Prime Minister Chamberlain last night promised a delegation comprising members of the Council for German Jewry that he would give special, sympathetic consideration to the problem of evacuating the German Jews.

TIMES SEES COORDINATED EFFORTS NEEDED

Expressing approval of the British Government’s consideration of the refugee problem, The Times said editorially today that the problem required the wholehearted cooperation of all state departments concerned and a recognized public refugee body. Coordinated efforts by the treasury, the home and the colonial offices was listed as a prerequisite together with all British diplomatic efforts being directed toward inducing the German Government to allow the Jews to take with them part of their capital.

Prominent Britons, meanwhile, offered plans to facilitate movement of the refugees from Germany. In a letter to The Times, Sir Evelyn Wrench suggested establishment of a non-partisan committee of Christians in London, with representatives in the Dominions and colonies, to launch immediately a careful survey of migration possibilities in the British Empire with a view to ascertaining its “absorptive capacity” for Jewish refugees.

The Earl of Selborne proposed at the Church Assembly in Westminster that the British and Dominion governments cancel all immigration laws and consular formalities to permit Jewish refugees to enter British territory.

“Don’t wait until a plan is found and agreed upon by all the Governments and parliaments of the Empire,” he said. “The Jews will all be dead by then.”

The Rt. Rev.

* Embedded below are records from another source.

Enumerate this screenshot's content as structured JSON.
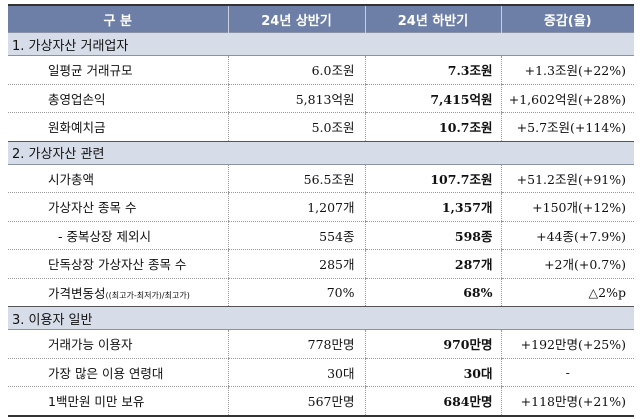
{
  "header": {
    "col1": "구 분",
    "col2": "24년 상반기",
    "col3": "24년 하반기",
    "col4": "증감(율)"
  },
  "sections": [
    {
      "title": "1. 가상자산 거래업자",
      "rows": [
        {
          "label": "일평균 거래규모",
          "h1": "6.0조원",
          "h2": "7.3조원",
          "diff": "+1.3조원(+22%)"
        },
        {
          "label": "총영업손익",
          "h1": "5,813억원",
          "h2": "7,415억원",
          "diff": "+1,602억원(+28%)"
        },
        {
          "label": "원화예치금",
          "h1": "5.0조원",
          "h2": "10.7조원",
          "diff": "+5.7조원(+114%)"
        }
      ]
    },
    {
      "title": "2. 가상자산 관련",
      "rows": [
        {
          "label": "시가총액",
          "h1": "56.5조원",
          "h2": "107.7조원",
          "diff": "+51.2조원(+91%)"
        },
        {
          "label": "가상자산 종목 수",
          "h1": "1,207개",
          "h2": "1,357개",
          "diff": "+150개(+12%)"
        },
        {
          "label": "- 중복상장 제외시",
          "h1": "554종",
          "h2": "598종",
          "diff": "+44종(+7.9%)"
        },
        {
          "label": "단독상장 가상자산 종목 수",
          "h1": "285개",
          "h2": "287개",
          "diff": "+2개(+0.7%)"
        },
        {
          "label": "가격변동성",
          "label_note": "((최고가-최저가)/최고가)",
          "h1": "70%",
          "h2": "68%",
          "diff": "△2%p"
        }
      ]
    },
    {
      "title": "3. 이용자 일반",
      "rows": [
        {
          "label": "거래가능 이용자",
          "h1": "778만명",
          "h2": "970만명",
          "diff": "+192만명(+25%)"
        },
        {
          "label": "가장 많은 이용 연령대",
          "h1": "30대",
          "h2": "30대",
          "diff": "-"
        },
        {
          "label": "1백만원 미만 보유",
          "h1": "567만명",
          "h2": "684만명",
          "diff": "+118만명(+21%)"
        }
      ]
    }
  ]
}
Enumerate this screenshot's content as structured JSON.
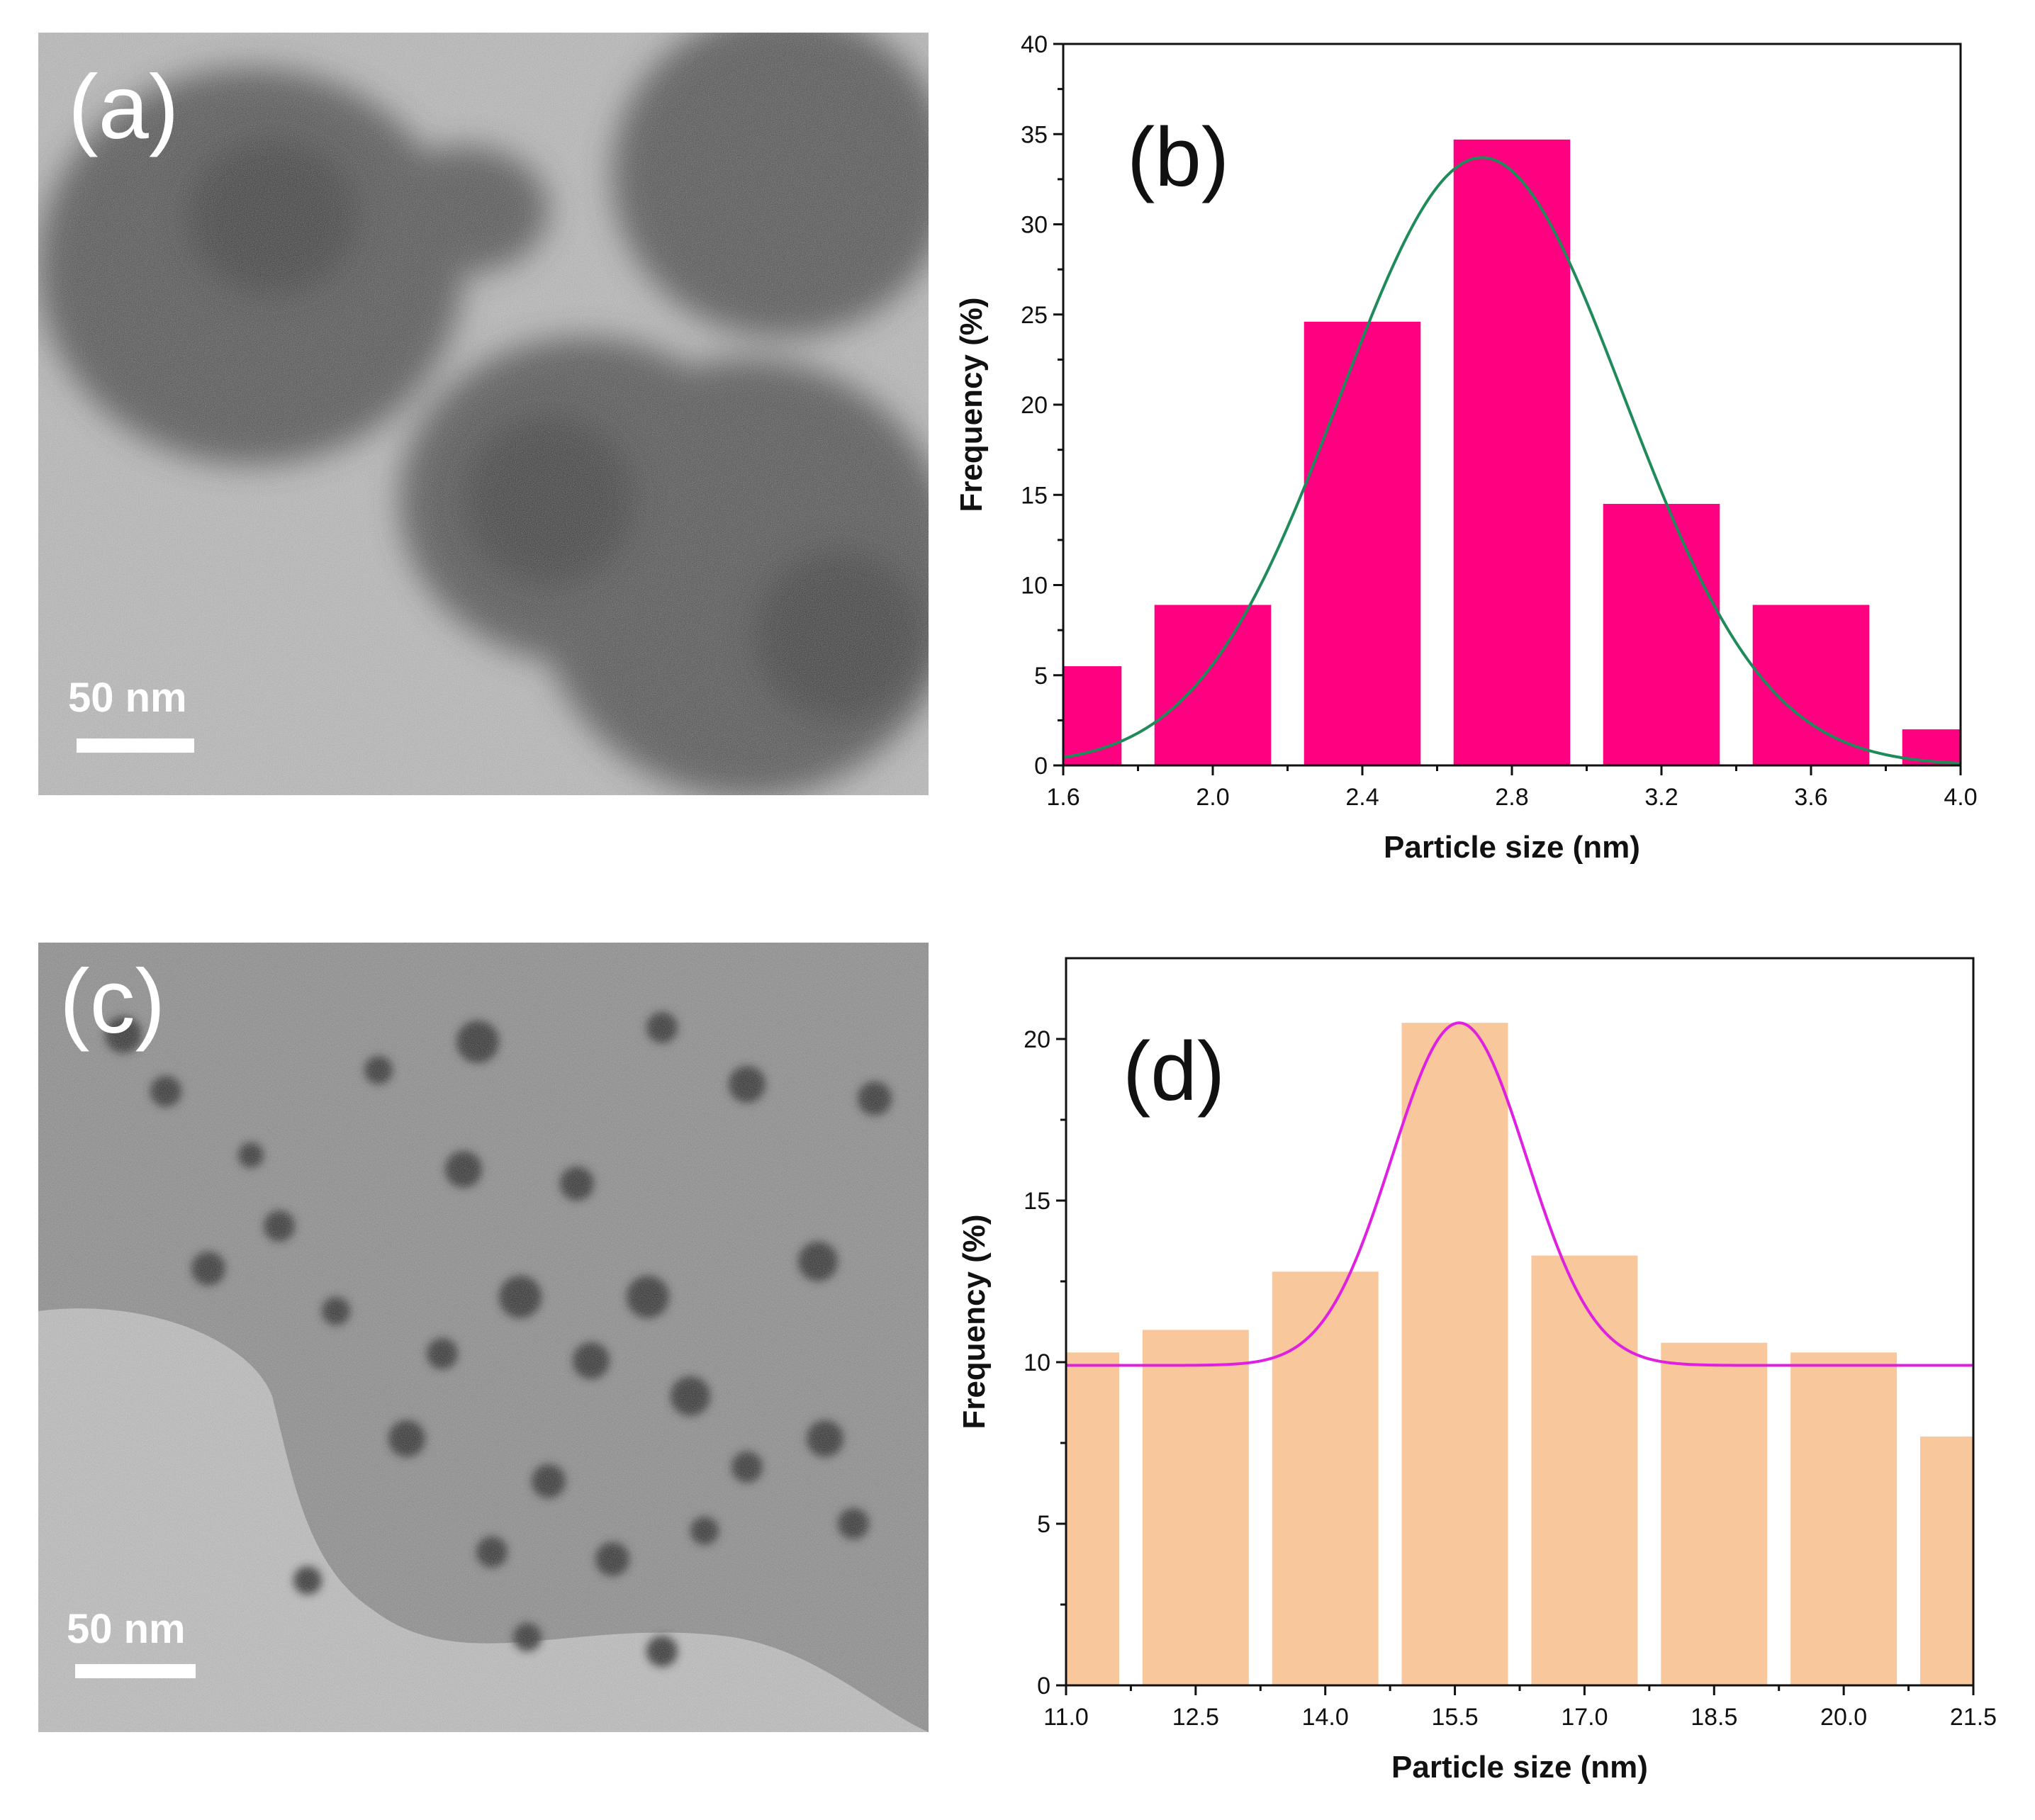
{
  "panels": {
    "a": {
      "label": "(a)",
      "scale_bar": "50 nm"
    },
    "c": {
      "label": "(c)",
      "scale_bar": "50 nm"
    }
  },
  "colors": {
    "bar_b": "#ff0080",
    "fit_b": "#1f8a5a",
    "bar_d": "#f8c79b",
    "fit_d": "#e020e0"
  },
  "chart_data": [
    {
      "panel": "(b)",
      "type": "bar",
      "title": "",
      "xlabel": "Particle size (nm)",
      "ylabel": "Frequency (%)",
      "xlim": [
        1.6,
        4.0
      ],
      "ylim": [
        0,
        40
      ],
      "xticks": [
        "1.6",
        "2.0",
        "2.4",
        "2.8",
        "3.2",
        "3.6",
        "4.0"
      ],
      "yticks": [
        "0",
        "5",
        "10",
        "15",
        "20",
        "25",
        "30",
        "35",
        "40"
      ],
      "bin_width": 0.4,
      "bin_centers": [
        1.6,
        2.0,
        2.4,
        2.8,
        3.2,
        3.6,
        4.0
      ],
      "values": [
        5.5,
        8.9,
        24.6,
        34.7,
        14.5,
        8.9,
        2.0
      ],
      "fit": {
        "type": "gaussian",
        "center": 2.72,
        "amplitude": 33.7,
        "sigma": 0.38
      }
    },
    {
      "panel": "(d)",
      "type": "bar",
      "title": "",
      "xlabel": "Particle size (nm)",
      "ylabel": "Frequency (%)",
      "xlim": [
        11.0,
        21.5
      ],
      "ylim": [
        0,
        22.5
      ],
      "xticks": [
        "11.0",
        "12.5",
        "14.0",
        "15.5",
        "17.0",
        "18.5",
        "20.0",
        "21.5"
      ],
      "yticks": [
        "0",
        "5",
        "10",
        "15",
        "20"
      ],
      "bin_width": 1.5,
      "bin_centers": [
        11.0,
        12.5,
        14.0,
        15.5,
        17.0,
        18.5,
        20.0,
        21.5
      ],
      "values": [
        10.3,
        11.0,
        12.8,
        20.5,
        13.3,
        10.6,
        10.3,
        7.7
      ],
      "fit": {
        "type": "gaussian",
        "center": 15.55,
        "amplitude": 10.6,
        "sigma": 0.78,
        "baseline": 9.9
      }
    }
  ]
}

G.K.A. Bell, Bishop of Chichester, asked the Central Finances Committee of the Assembly to contribute $25,000 for refugee relief.

Former Foreign Secretary Anthony Eden tonight declared at a banquet of the Cymmrodorian Society that the words of President Roosevelt and Hendryk Colijn, Netherlands Premier, regarding the new anti-Jewish measures in Germany would find “a ready echo” in Great Britain. Capt. Eden mentioned no names, but indicted what he termed “a great tragedy in human history.”

In an editorial yesterday, The Times, deprecating the anti-Jewish persecution in the Reich, said that no responsible British statesman has ever considered transference of British colonies to the Nazi Government.

“The problem of the German claims to colonies,” the leading proponent of Anglo-German rapprochement said, “could hardly be regarded as propitious at the moment for those — if there were any — who had seriously considered its solution on the lines of merely ‘restoring’ certain native territories in Africa. The savage German outburst against the Jews, their manifest indifference to the common prompting of humanity where a defenseless subject population is concerned, and the wave of sympathy and indignation which has swept the civilized world — all these are convincing evidence that, whatever solution may eventually be found for the colonial problem will find no support nowadays if it lies in this direction.

“It is true enough that the Jews are regarded in Germany with a positive hate that would not extend to African natives. It also is true that the German people, as distinguished from their rulers, May well be made ashamed and uneasy by these excesses of their party leaders. That does not affect the simple view of the case as it is held in this country.

“What does matter is that no one at the moment feels disposed to risk an unconditional transfer of any backward race to the sort of subjection which finds favor in Germany today. Nor is there any reason to suppose that so crude a transaction is contemplated by any responsible British minister.